The railway's offer to customers (which is the basis on which the railway and the customer agree a contract) is laid out in the timetable.
The timetable is undoubtedly part of the contract, correct. But it's not the sole basis of the contract. What it is, is the times at which the consumer has the right to demand carriage (be it by train or by alternative transport). The right of carriage is the consideration by the railway, not the timetable, and the geographic right of carriage (by way of the permitted routes) is precisely defined by the provisions of the NRCoT and the Routeing Guide.
The timetable specifically shows that no train is offered at the given time for customers to travel from Wycombe to Marylebone.
It shows that the consumer doesn't have the right to demand carriage at that time. But if a train does turn up, opens its doors and the consumer gets on, then they are doing nothing wrong as long as they travel within the permitted routes of their ticket.
Since no service was offered, no contract can have been formed.
Err, no. A contract has been formed, which gives the consumer the right to insist on carriage at the times shown in the timetable. But they also have the right to travel in any other train that follows a permitted route, which we can be certain a direct train from the origin to the destination stations printed on the ticket will be (as there are no relevant route restrictions).

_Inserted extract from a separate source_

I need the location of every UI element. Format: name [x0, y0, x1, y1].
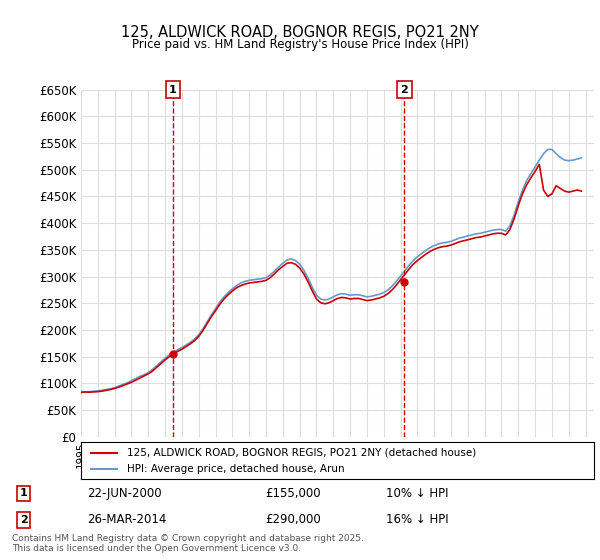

The published timetable shows that the train in question isn't available for the journey made.
It shows that the consumer doesn't have the right to insist on carriage at that time. But the consumer has every right to board the train as it is following a permitted route.
Further, it would be nonsensical for the railway to offer a ticket for sale for a journey that couldn't be made.
It might be nonsensical but that doesn't stop ticket machines and some other sources from selling tickets for journeys that can't possibly be completed within the bounds of the validity of the ticket. That it's nonsensical doesn't mean that the consumer is somehow in the wrong or at fault as a result.
So the customer can be taken to know that they had no valid ticket for the train in question.
For as long as ticket-inspecting staff aren't even told of the existence of the Routeing Guide and hence have no way of accurately determining permitted routes, customers can't be taken to know anything either. The man on the Clapham Omnibus wouldn't think his ticket is invalid to board a train just because it isn't in the timetable he studiously inspected.
It is clear that, as the NRCoT make no reference whatsoever to "set down" or "pick up" restrictions, consumers cannot be penalised in any way if they travel in accordance with their ticket's permitted routes, even if it is in violation of a restriction the train companies would like to have apply. There is no contractual or other basis on which to lawfully charge anything extra or to prosecute the passenger. If the train companies want to stop consumers from doing it then they need to physically prevent the consumer from boarding or alighting.
I suspect that outside of the rail enthusiasts' bubble, "normal" people would consider it madness to even
think about penalising passengers in these circumstances, and would consider Chiltern's actions in this case simply yet another example of the rotten practices the industry likes to indulge in.